Capacity and Inventory Planning for Make-to-Order Production Systems - The Impact of a Customer Required Lead Time Distribution

This thesis presents different models for the simultaneous optimization problem of capacity investment and work release rule parameterization. The overall costs are minimized either including backorder costs or considering a service level constraint. The available literature is extended firstly with the integration of a distributed customer required lead time in addition to the actual demand distribution and secondly with the integration of an endogenous production lead time. Different models for a make-to-order production system with one or multiple serial processing stages and one or multiple machines at each stage are developed. Capacity investment is linked to the processing rates of the machines or to the number of the machines.

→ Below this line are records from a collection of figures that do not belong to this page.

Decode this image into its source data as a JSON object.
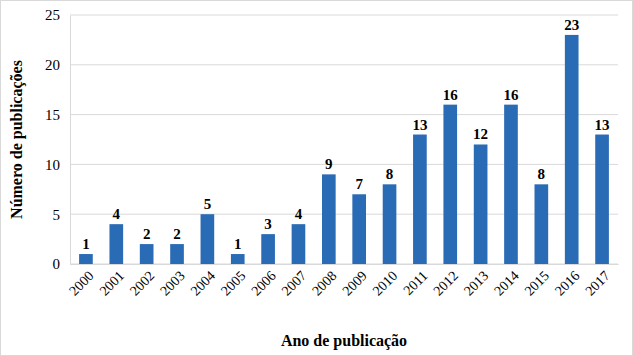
{
  "chart_data": {
    "type": "bar",
    "xlabel": "Ano de publicação",
    "ylabel": "Número de publicações",
    "categories": [
      "2000",
      "2001",
      "2002",
      "2003",
      "2004",
      "2005",
      "2006",
      "2007",
      "2008",
      "2009",
      "2010",
      "2011",
      "2012",
      "2013",
      "2014",
      "2015",
      "2016",
      "2017"
    ],
    "values": [
      1,
      4,
      2,
      2,
      5,
      1,
      3,
      4,
      9,
      7,
      8,
      13,
      16,
      12,
      16,
      8,
      23,
      13
    ],
    "color": "#2a6bb5",
    "ylim": [
      0,
      25
    ],
    "yticks": [
      0,
      5,
      10,
      15,
      20,
      25
    ],
    "grid": true,
    "data_labels": true
  }
}
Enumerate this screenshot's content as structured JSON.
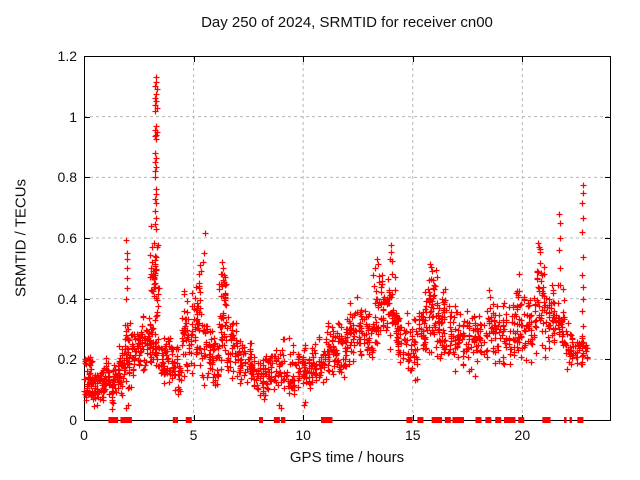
{
  "window": {
    "background": "#ffffff"
  },
  "chart_data": {
    "type": "scatter",
    "title": "Day 250 of 2024, SRMTID for receiver cn00",
    "xlabel": "GPS time / hours",
    "ylabel": "SRMTID / TECUs",
    "xlim": [
      0,
      24
    ],
    "ylim": [
      0,
      1.2
    ],
    "xticks": [
      {
        "v": 0,
        "label": "0"
      },
      {
        "v": 5,
        "label": "5"
      },
      {
        "v": 10,
        "label": "10"
      },
      {
        "v": 15,
        "label": "15"
      },
      {
        "v": 20,
        "label": "20"
      }
    ],
    "yticks": [
      {
        "v": 0,
        "label": "0"
      },
      {
        "v": 0.2,
        "label": "0.2"
      },
      {
        "v": 0.4,
        "label": "0.4"
      },
      {
        "v": 0.6,
        "label": "0.6"
      },
      {
        "v": 0.8,
        "label": "0.8"
      },
      {
        "v": 1,
        "label": "1"
      },
      {
        "v": 1.2,
        "label": "1.2"
      }
    ],
    "grid": true,
    "grid_color": "#b8b8b8",
    "axis_color": "#000000",
    "series": [
      {
        "name": "SRMTID",
        "marker": "plus",
        "color": "#ff0000",
        "bands": [
          [
            0.0,
            0.35,
            0.05,
            0.22,
            48
          ],
          [
            0.35,
            0.85,
            0.04,
            0.17,
            52
          ],
          [
            0.85,
            1.15,
            0.07,
            0.22,
            34
          ],
          [
            1.15,
            1.55,
            0.03,
            0.19,
            30
          ],
          [
            1.55,
            1.85,
            0.07,
            0.26,
            36
          ],
          [
            1.85,
            2.15,
            0.05,
            0.36,
            40
          ],
          [
            2.15,
            2.65,
            0.14,
            0.33,
            50
          ],
          [
            2.65,
            3.05,
            0.14,
            0.36,
            46
          ],
          [
            3.05,
            3.45,
            0.28,
            0.62,
            40
          ],
          [
            3.05,
            3.5,
            0.16,
            0.32,
            26
          ],
          [
            3.5,
            3.95,
            0.1,
            0.3,
            42
          ],
          [
            3.95,
            4.45,
            0.07,
            0.27,
            42
          ],
          [
            4.45,
            4.95,
            0.12,
            0.45,
            46
          ],
          [
            4.95,
            5.35,
            0.14,
            0.52,
            38
          ],
          [
            5.35,
            5.85,
            0.1,
            0.36,
            42
          ],
          [
            5.85,
            6.15,
            0.1,
            0.3,
            28
          ],
          [
            6.15,
            6.5,
            0.15,
            0.52,
            40
          ],
          [
            6.2,
            6.45,
            0.38,
            0.5,
            14
          ],
          [
            6.5,
            7.05,
            0.12,
            0.35,
            48
          ],
          [
            7.05,
            7.65,
            0.1,
            0.28,
            48
          ],
          [
            7.65,
            8.3,
            0.07,
            0.24,
            52
          ],
          [
            8.3,
            9.0,
            0.08,
            0.26,
            46
          ],
          [
            9.0,
            9.65,
            0.05,
            0.28,
            40
          ],
          [
            9.65,
            10.35,
            0.08,
            0.26,
            52
          ],
          [
            10.35,
            10.95,
            0.1,
            0.28,
            46
          ],
          [
            10.95,
            11.45,
            0.12,
            0.32,
            42
          ],
          [
            11.45,
            11.95,
            0.13,
            0.33,
            42
          ],
          [
            11.95,
            12.55,
            0.15,
            0.42,
            50
          ],
          [
            12.55,
            13.15,
            0.16,
            0.38,
            50
          ],
          [
            13.15,
            13.65,
            0.2,
            0.52,
            46
          ],
          [
            13.65,
            14.25,
            0.2,
            0.55,
            50
          ],
          [
            14.25,
            14.75,
            0.14,
            0.4,
            42
          ],
          [
            14.75,
            15.25,
            0.12,
            0.34,
            36
          ],
          [
            15.25,
            15.65,
            0.17,
            0.45,
            36
          ],
          [
            15.65,
            16.15,
            0.2,
            0.52,
            50
          ],
          [
            16.15,
            16.65,
            0.17,
            0.45,
            46
          ],
          [
            16.65,
            17.35,
            0.15,
            0.4,
            52
          ],
          [
            17.35,
            18.05,
            0.12,
            0.4,
            48
          ],
          [
            18.05,
            18.85,
            0.17,
            0.45,
            56
          ],
          [
            18.85,
            19.65,
            0.15,
            0.42,
            52
          ],
          [
            19.65,
            20.25,
            0.15,
            0.46,
            46
          ],
          [
            20.25,
            20.65,
            0.18,
            0.42,
            34
          ],
          [
            20.65,
            21.0,
            0.24,
            0.58,
            36
          ],
          [
            21.0,
            21.55,
            0.2,
            0.45,
            42
          ],
          [
            21.55,
            21.95,
            0.22,
            0.45,
            32
          ],
          [
            21.95,
            22.4,
            0.15,
            0.33,
            32
          ],
          [
            22.4,
            22.75,
            0.16,
            0.28,
            22
          ],
          [
            22.75,
            22.95,
            0.17,
            0.26,
            12
          ]
        ],
        "points": [
          [
            3.28,
            1.13
          ],
          [
            3.3,
            1.115
          ],
          [
            3.25,
            1.1
          ],
          [
            3.32,
            1.09
          ],
          [
            3.27,
            1.075
          ],
          [
            3.22,
            1.06
          ],
          [
            3.3,
            1.05
          ],
          [
            3.26,
            1.04
          ],
          [
            3.33,
            1.03
          ],
          [
            3.24,
            1.02
          ],
          [
            3.28,
            0.97
          ],
          [
            3.25,
            0.955
          ],
          [
            3.31,
            0.95
          ],
          [
            3.27,
            0.94
          ],
          [
            3.23,
            0.935
          ],
          [
            3.29,
            0.925
          ],
          [
            3.26,
            0.88
          ],
          [
            3.3,
            0.865
          ],
          [
            3.24,
            0.85
          ],
          [
            3.28,
            0.835
          ],
          [
            3.26,
            0.82
          ],
          [
            3.25,
            0.8
          ],
          [
            3.3,
            0.76
          ],
          [
            3.27,
            0.745
          ],
          [
            3.24,
            0.73
          ],
          [
            3.29,
            0.715
          ],
          [
            3.26,
            0.69
          ],
          [
            3.28,
            0.665
          ],
          [
            3.24,
            0.645
          ],
          [
            3.3,
            0.63
          ],
          [
            1.93,
            0.595
          ],
          [
            1.95,
            0.55
          ],
          [
            1.96,
            0.53
          ],
          [
            1.94,
            0.5
          ],
          [
            1.97,
            0.467
          ],
          [
            1.95,
            0.434
          ],
          [
            1.93,
            0.4
          ],
          [
            3.05,
            0.64
          ],
          [
            3.08,
            0.57
          ],
          [
            3.02,
            0.545
          ],
          [
            3.1,
            0.52
          ],
          [
            3.06,
            0.5
          ],
          [
            3.0,
            0.47
          ],
          [
            3.04,
            0.43
          ],
          [
            5.52,
            0.617
          ],
          [
            5.48,
            0.551
          ],
          [
            5.42,
            0.52
          ],
          [
            5.35,
            0.49
          ],
          [
            5.3,
            0.51
          ],
          [
            5.25,
            0.48
          ],
          [
            6.3,
            0.522
          ],
          [
            6.33,
            0.5
          ],
          [
            13.35,
            0.53
          ],
          [
            13.4,
            0.515
          ],
          [
            13.3,
            0.5
          ],
          [
            14.0,
            0.577
          ],
          [
            14.02,
            0.555
          ],
          [
            13.97,
            0.53
          ],
          [
            15.85,
            0.505
          ],
          [
            15.9,
            0.49
          ],
          [
            19.85,
            0.48
          ],
          [
            20.7,
            0.585
          ],
          [
            20.75,
            0.57
          ],
          [
            20.8,
            0.555
          ],
          [
            21.68,
            0.68
          ],
          [
            21.72,
            0.65
          ],
          [
            21.7,
            0.6
          ],
          [
            21.66,
            0.56
          ],
          [
            21.73,
            0.5
          ],
          [
            21.7,
            0.445
          ],
          [
            22.75,
            0.775
          ],
          [
            22.77,
            0.748
          ],
          [
            22.73,
            0.715
          ],
          [
            22.76,
            0.666
          ],
          [
            22.74,
            0.62
          ],
          [
            22.77,
            0.537
          ],
          [
            22.73,
            0.478
          ],
          [
            22.75,
            0.438
          ],
          [
            22.76,
            0.4
          ],
          [
            22.72,
            0.36
          ],
          [
            22.75,
            0.31
          ],
          [
            22.74,
            0.27
          ],
          [
            22.76,
            0.22
          ],
          [
            22.73,
            0.185
          ],
          [
            1.3,
            0.035
          ],
          [
            1.9,
            0.04
          ],
          [
            2.0,
            0.05
          ],
          [
            8.2,
            0.07
          ],
          [
            8.9,
            0.05
          ],
          [
            9.0,
            0.04
          ],
          [
            10.05,
            0.05
          ],
          [
            10.1,
            0.06
          ],
          [
            0.45,
            0.045
          ],
          [
            0.6,
            0.05
          ]
        ]
      }
    ],
    "zero_markers": {
      "marker": "square",
      "color": "#ff0000",
      "hours": [
        1.25,
        1.32,
        1.42,
        1.8,
        1.88,
        1.96,
        2.05,
        4.78,
        8.8,
        10.95,
        11.2,
        14.85,
        15.35,
        16.0,
        16.2,
        16.6,
        16.95,
        17.2,
        18.0,
        18.45,
        18.9,
        19.3,
        19.55,
        19.95,
        21.05,
        22.65
      ],
      "narrow_hours": [
        4.1,
        4.22,
        8.03,
        8.1,
        9.03,
        9.12,
        21.22,
        21.95,
        22.2
      ]
    }
  }
}
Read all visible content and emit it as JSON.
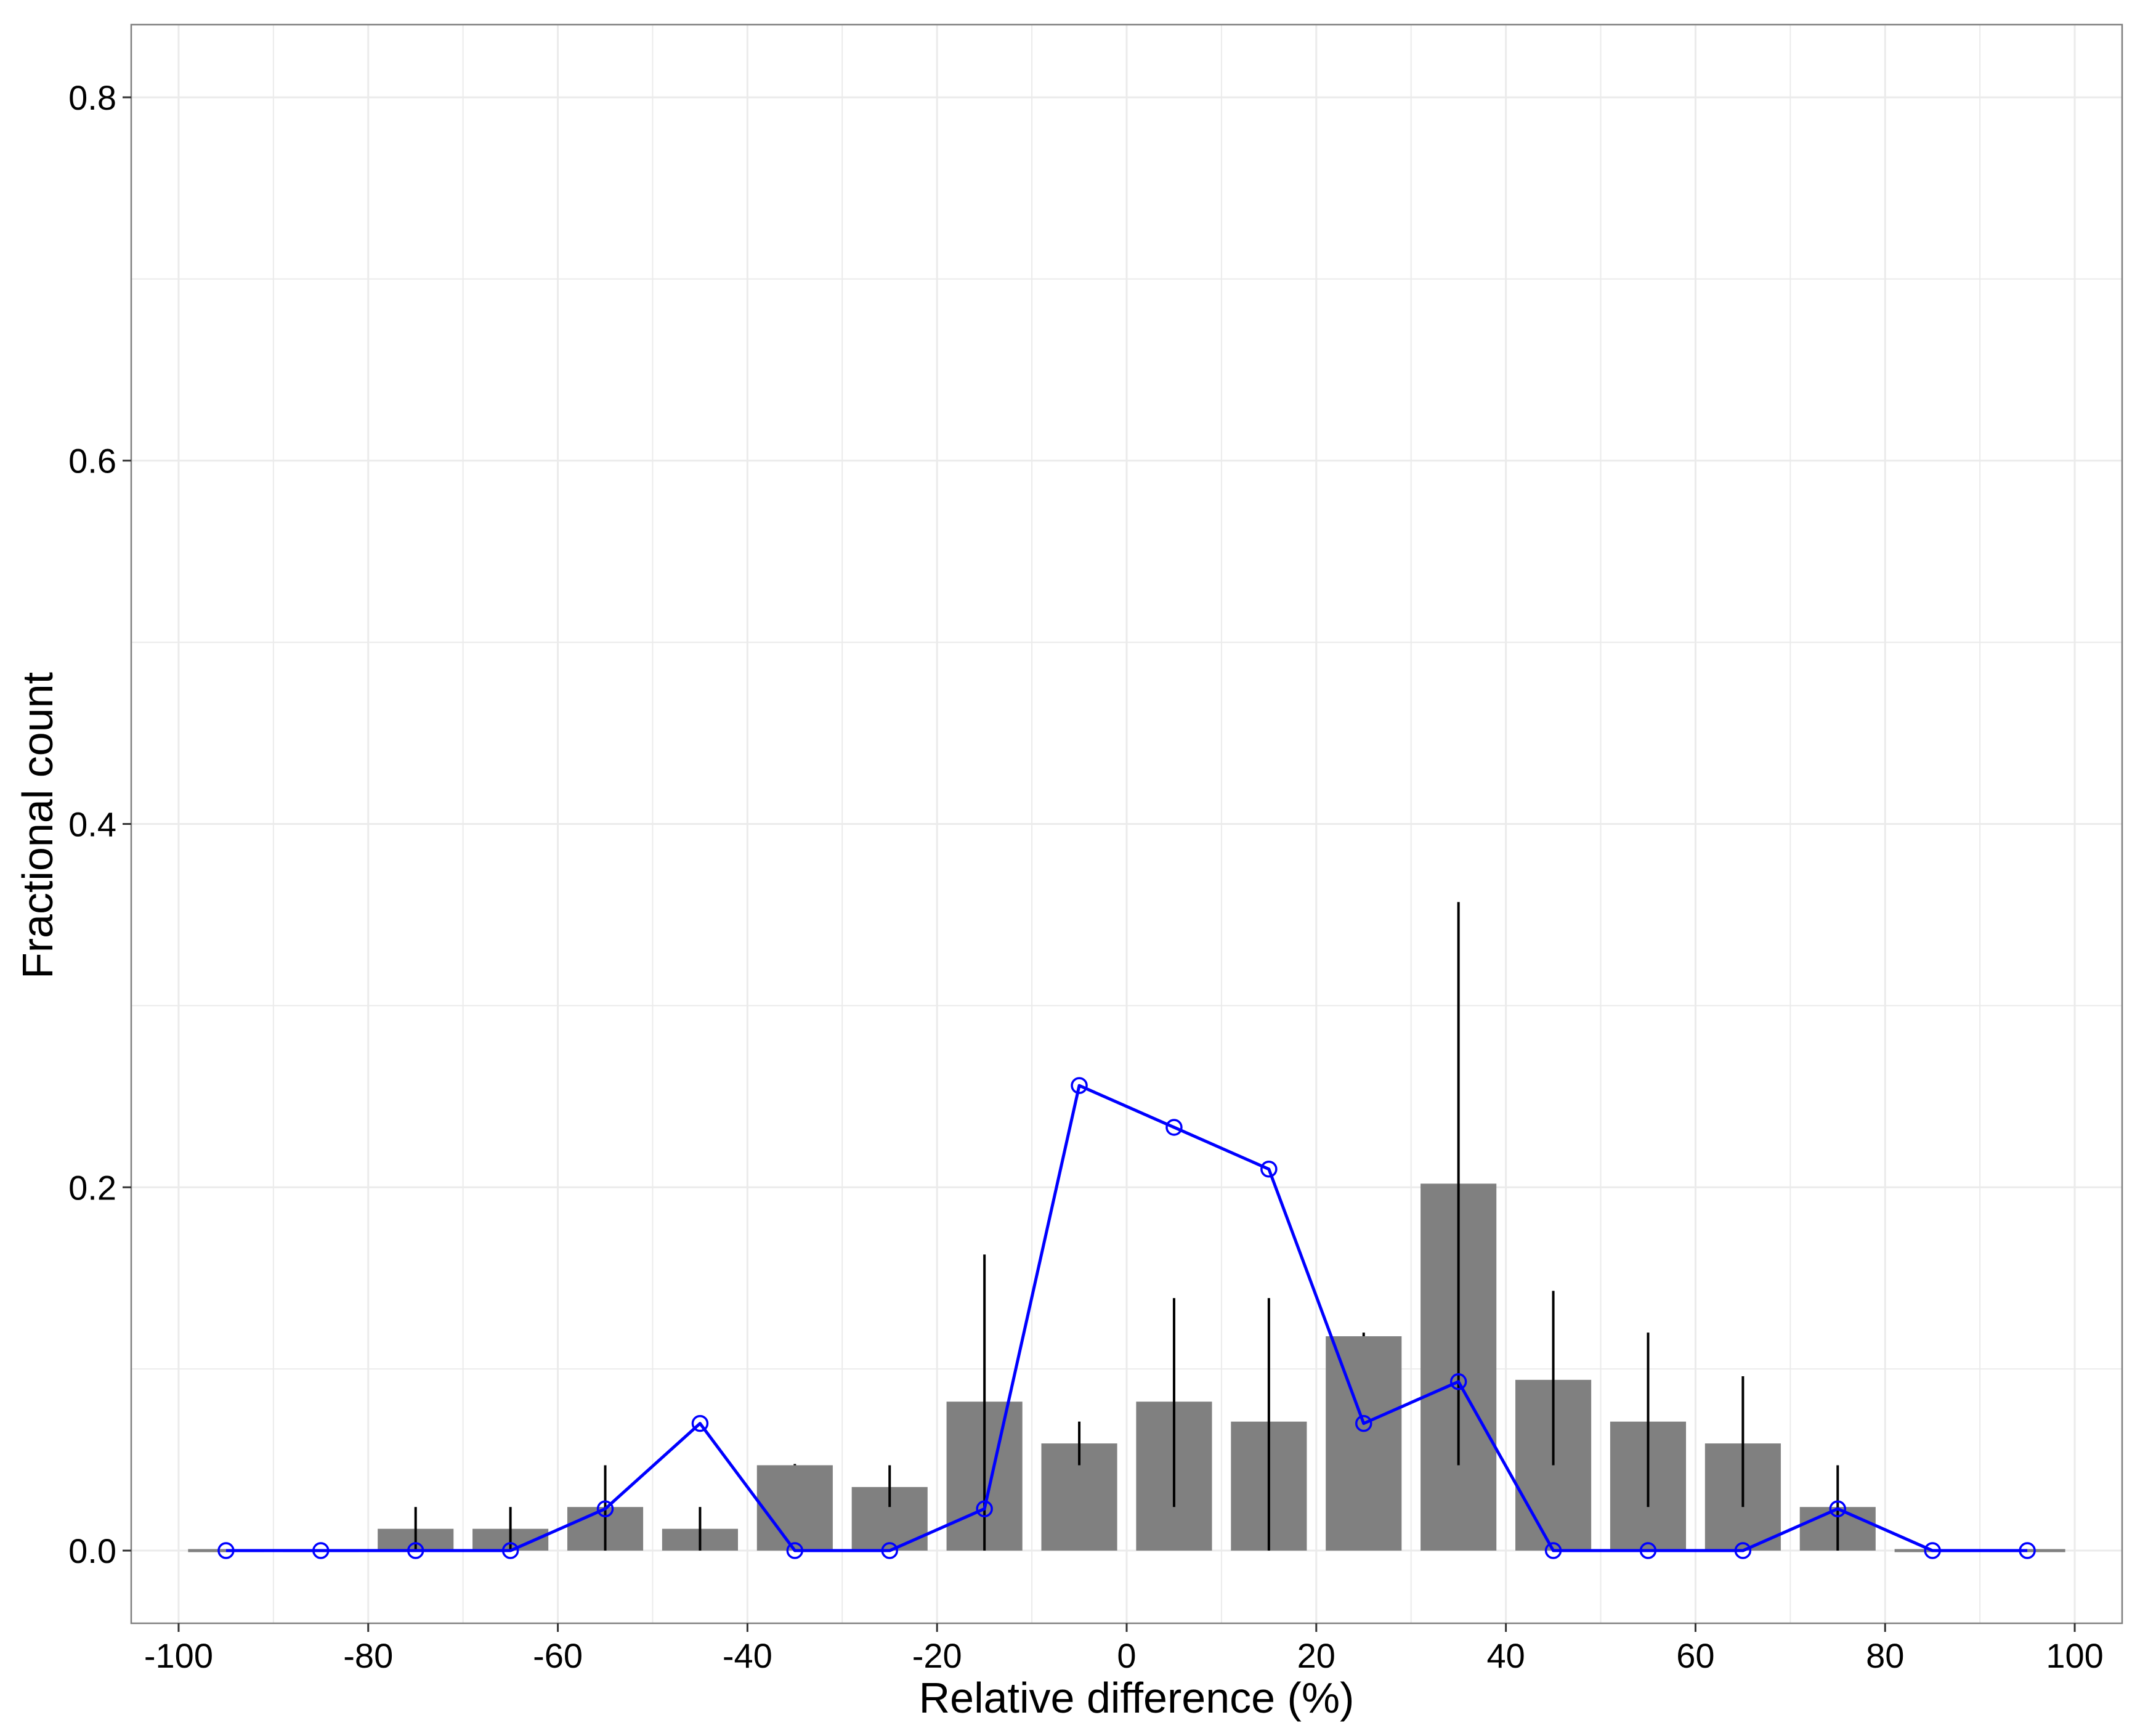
{
  "chart_data": {
    "type": "bar",
    "title": "",
    "xlabel": "Relative difference (%)",
    "ylabel": "Fractional count",
    "xlim": [
      -105,
      105
    ],
    "ylim": [
      -0.04,
      0.84
    ],
    "x_ticks": [
      -100,
      -80,
      -60,
      -40,
      -20,
      0,
      20,
      40,
      60,
      80,
      100
    ],
    "x_tick_labels": [
      "-100",
      "-80",
      "-60",
      "-40",
      "-20",
      "0",
      "20",
      "40",
      "60",
      "80",
      "100"
    ],
    "y_ticks": [
      0.0,
      0.2,
      0.4,
      0.6,
      0.8
    ],
    "y_tick_labels": [
      "0.0",
      "0.2",
      "0.4",
      "0.6",
      "0.8"
    ],
    "grid": true,
    "bin_width": 8,
    "x": [
      -95,
      -85,
      -75,
      -65,
      -55,
      -45,
      -35,
      -25,
      -15,
      -5,
      5,
      15,
      25,
      35,
      45,
      55,
      65,
      75,
      85,
      95
    ],
    "series": [
      {
        "kind": "bar",
        "values": [
          0.0,
          0.0,
          0.012,
          0.012,
          0.024,
          0.012,
          0.047,
          0.035,
          0.082,
          0.059,
          0.082,
          0.071,
          0.118,
          0.202,
          0.094,
          0.071,
          0.059,
          0.024,
          0.0,
          0.0
        ],
        "error_low": [
          null,
          null,
          0.0,
          0.0,
          0.0,
          0.0,
          0.047,
          0.024,
          0.0,
          0.047,
          0.024,
          0.0,
          0.118,
          0.047,
          0.047,
          0.024,
          0.024,
          0.0,
          null,
          null
        ],
        "error_high": [
          null,
          null,
          0.024,
          0.024,
          0.047,
          0.024,
          0.047,
          0.047,
          0.163,
          0.071,
          0.139,
          0.139,
          0.12,
          0.357,
          0.143,
          0.12,
          0.096,
          0.047,
          null,
          null
        ],
        "color": "#808080",
        "error_color": "#000000"
      },
      {
        "kind": "line",
        "values": [
          0.0,
          0.0,
          0.0,
          0.0,
          0.023,
          0.07,
          0.0,
          0.0,
          0.023,
          0.256,
          0.233,
          0.21,
          0.07,
          0.093,
          0.0,
          0.0,
          0.0,
          0.023,
          0.0,
          0.0
        ],
        "color": "#0000ff",
        "marker": "open-circle"
      }
    ],
    "colors": {
      "background": "#ffffff",
      "grid": "#ebebeb",
      "panel_border": "#7f7f7f",
      "axis_ticks": "#333333"
    }
  }
}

The work release rule discussed implements either a planned lead time at each respective stage or a work-ahead-window for the whole production system. Results of the thesis are equations in integral form for service level, tardiness, and FGI lead time in such a production system. For special cases with M/M/1 and M/M/s queues explicit expressions for service level, tardiness, and FGI lead time are delivered which show that the work-ahead-window work release policy has a significant finished-goods-inventory reduction potential. Furthermore, explicit solutions of the optimization problems or optimality conditions concerning capacity investment and planned lead time or work-ahead-window setting are provided for different production system structures. It is proven that the distribution of customer required lead time has no impact on the optimal planned lead times for predefined capacity. However, the optimal capacity investment is strongly influenced by this distribution. Numerical studies are generated to provide some additional insights for the respective production system structures. These show, for example, that predefined machine sizes and uncertainty about customer order arrival rates considerably influence the optimal costs. Furthermore, a set of proof-based managerial and research insights is developed. It is found that a service level constraint model cannot be transformed to a backorder cost model by setting an appropriate constant backorder cost factor when capacity investment and work release rule are optimized. Additionally, the optimal capacity invested is proven to increase towards the customer end of the line in a serial production system, under certain conditions.